Larson then worked as a lawyer for four years with the firm of Quarles, Spence and Quarles in Milwaukee, Wisconsin. When Depression-era conditions led to his layoff in the summer of 1939, Larson found a job as assistant professor of law at the University of Tennessee College of Law in Knoxville. While in Tennessee, he and Florence Newcomb Larson had two children. In 1941, during World War II, Larson moved to Washington, DC, when he mostly worked as a lumber industry regulator at the Office of Price Administration. In 1945, he became an assistant professor of law at Cornell Law School in Ithaca, New York. Over the next seven years, he produced a legal treatise on the Law of Workers' Compensation. The treatise is continually updated and is still used by lawyers and judges today. His son, Lex K. Larson, is the current editor. The treatise was the first publication to treat workers’ compensation as a distinct area of law with its own legal doctrines and rules for injured and deceased workers. It is currently 17 volumes in length. In 1953, Larson was appointed dean of the University of Pittsburgh School of Law in Pittsburgh, Pennsylvania.

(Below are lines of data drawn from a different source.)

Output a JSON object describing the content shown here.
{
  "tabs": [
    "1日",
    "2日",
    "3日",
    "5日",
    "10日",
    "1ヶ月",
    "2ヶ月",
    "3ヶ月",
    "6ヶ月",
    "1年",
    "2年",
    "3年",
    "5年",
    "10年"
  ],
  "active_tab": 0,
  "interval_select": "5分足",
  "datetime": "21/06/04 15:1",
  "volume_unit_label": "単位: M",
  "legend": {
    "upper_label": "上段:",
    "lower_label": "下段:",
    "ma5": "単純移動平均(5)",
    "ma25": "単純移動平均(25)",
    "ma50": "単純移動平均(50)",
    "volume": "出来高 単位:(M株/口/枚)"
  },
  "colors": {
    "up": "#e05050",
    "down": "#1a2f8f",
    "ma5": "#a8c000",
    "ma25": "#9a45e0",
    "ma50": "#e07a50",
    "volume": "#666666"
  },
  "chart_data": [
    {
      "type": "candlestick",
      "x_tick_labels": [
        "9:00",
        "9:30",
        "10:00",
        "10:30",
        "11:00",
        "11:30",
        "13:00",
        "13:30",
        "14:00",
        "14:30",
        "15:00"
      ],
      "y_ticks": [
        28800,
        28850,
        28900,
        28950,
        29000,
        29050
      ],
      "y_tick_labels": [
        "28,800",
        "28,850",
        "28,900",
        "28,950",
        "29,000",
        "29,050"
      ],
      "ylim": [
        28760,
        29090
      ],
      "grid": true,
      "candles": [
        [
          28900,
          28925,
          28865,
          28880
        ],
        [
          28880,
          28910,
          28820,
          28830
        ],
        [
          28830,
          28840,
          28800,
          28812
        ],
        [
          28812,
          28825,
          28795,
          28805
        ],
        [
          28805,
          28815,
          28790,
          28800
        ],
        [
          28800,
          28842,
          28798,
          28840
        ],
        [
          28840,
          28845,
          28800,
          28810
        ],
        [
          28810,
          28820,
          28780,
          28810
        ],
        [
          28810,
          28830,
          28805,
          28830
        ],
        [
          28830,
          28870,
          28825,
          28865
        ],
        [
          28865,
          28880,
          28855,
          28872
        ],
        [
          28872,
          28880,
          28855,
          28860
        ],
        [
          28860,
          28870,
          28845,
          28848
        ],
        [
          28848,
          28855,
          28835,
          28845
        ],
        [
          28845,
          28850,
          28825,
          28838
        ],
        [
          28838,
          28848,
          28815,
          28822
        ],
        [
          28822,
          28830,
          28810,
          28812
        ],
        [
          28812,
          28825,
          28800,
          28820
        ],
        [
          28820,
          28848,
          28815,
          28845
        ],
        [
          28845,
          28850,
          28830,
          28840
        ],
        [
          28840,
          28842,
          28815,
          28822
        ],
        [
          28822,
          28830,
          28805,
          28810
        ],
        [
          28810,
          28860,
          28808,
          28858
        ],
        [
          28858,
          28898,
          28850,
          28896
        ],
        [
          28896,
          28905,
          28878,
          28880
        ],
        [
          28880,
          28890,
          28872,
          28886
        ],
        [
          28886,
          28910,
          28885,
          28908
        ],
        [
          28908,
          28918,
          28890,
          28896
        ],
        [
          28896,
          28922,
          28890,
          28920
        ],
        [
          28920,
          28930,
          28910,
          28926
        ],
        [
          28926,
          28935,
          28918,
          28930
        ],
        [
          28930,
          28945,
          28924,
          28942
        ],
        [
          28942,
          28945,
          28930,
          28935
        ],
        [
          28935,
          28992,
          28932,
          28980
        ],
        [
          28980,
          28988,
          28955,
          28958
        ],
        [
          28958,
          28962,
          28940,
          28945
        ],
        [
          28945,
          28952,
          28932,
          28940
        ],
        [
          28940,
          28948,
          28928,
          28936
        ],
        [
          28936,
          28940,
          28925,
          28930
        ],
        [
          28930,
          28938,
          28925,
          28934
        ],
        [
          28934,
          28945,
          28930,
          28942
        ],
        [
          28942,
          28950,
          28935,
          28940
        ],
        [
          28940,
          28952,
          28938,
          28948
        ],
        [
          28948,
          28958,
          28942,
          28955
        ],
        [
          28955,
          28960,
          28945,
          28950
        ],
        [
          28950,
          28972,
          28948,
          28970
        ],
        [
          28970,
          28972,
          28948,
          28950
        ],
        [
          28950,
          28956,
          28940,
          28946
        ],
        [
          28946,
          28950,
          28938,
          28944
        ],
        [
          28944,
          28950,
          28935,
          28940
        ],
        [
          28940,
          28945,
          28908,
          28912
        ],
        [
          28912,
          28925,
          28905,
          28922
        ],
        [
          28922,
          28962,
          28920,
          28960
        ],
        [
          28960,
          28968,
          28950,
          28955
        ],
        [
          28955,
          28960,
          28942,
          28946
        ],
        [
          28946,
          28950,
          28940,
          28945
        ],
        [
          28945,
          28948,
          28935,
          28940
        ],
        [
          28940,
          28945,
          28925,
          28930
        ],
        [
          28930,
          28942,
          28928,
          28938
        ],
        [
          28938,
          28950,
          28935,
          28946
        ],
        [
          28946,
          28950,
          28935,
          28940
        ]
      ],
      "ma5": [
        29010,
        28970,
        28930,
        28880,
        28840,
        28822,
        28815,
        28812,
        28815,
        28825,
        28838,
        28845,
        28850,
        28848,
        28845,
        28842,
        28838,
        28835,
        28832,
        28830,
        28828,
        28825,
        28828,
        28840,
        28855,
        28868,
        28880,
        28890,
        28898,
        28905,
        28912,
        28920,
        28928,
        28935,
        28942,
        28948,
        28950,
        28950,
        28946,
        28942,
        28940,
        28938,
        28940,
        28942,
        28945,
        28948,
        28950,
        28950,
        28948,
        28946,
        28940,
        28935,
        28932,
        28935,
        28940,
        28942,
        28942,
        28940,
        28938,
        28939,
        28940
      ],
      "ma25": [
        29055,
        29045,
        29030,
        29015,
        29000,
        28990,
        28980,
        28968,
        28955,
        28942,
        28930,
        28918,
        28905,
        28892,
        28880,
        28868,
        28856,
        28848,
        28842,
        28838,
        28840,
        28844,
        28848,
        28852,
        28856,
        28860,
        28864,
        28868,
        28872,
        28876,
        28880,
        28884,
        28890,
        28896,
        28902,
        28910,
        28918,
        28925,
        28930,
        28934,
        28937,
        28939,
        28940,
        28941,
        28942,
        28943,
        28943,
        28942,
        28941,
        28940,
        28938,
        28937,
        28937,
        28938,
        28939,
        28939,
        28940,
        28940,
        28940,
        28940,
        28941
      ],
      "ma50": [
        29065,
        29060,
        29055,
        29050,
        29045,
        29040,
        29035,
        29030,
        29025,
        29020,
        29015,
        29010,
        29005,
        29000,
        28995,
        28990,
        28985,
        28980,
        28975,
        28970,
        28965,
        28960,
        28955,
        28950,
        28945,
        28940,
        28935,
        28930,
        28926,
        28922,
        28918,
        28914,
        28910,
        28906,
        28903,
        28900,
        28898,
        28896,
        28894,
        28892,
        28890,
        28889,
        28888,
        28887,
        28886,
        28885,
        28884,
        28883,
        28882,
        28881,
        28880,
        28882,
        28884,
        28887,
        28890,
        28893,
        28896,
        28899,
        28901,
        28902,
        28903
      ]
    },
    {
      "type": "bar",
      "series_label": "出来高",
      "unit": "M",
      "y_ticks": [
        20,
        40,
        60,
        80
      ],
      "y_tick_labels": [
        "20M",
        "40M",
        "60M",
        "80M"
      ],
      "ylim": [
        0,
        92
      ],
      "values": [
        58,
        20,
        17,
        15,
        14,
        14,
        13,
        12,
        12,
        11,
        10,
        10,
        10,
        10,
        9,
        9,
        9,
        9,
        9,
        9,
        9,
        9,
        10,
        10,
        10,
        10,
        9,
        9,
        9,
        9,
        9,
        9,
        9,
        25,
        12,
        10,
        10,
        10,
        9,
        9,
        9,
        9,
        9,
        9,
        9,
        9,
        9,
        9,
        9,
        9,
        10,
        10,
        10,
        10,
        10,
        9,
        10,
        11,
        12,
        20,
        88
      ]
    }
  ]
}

Larson's status as an expert on the welfare state and his strong public speaking abilities led to appointment as Under Secretary of Labor in March 1954 in the Eisenhower administration. He supported a union shop to compel workers into a labor union as "a case of the individual... having to conform to the will of the majority." Larson soon became an articulate spokesman for Moderate Republicans. He declared himself part of "the American center" to which he also included President Eisenhower; Eisenhower's two-time opponent, Adlai Stevenson II; and Dean Acheson, a former secretary of state in the Harry Truman administration. Larson's most popular book, A Republican Looks at His Party was personally endorsed by Eisenhower. Eisenhower named Larson the director of the United States Information Agency in December 1956 and as his top speechwriter in October 1957.
He died in Durham on March 27, 1993. It is unknown if he was in his later years a registered Republican in North Carolina.
Legacy
Larson is criticized as a prototypical big government Republican in Barry Goldwater's landmark small government Republican manifesto, The Conscience of a Conservative. However, his life and work are treated at length in a biography by David Stebenne, Modern Republican: Arthur Larson and the Eisenhower Years.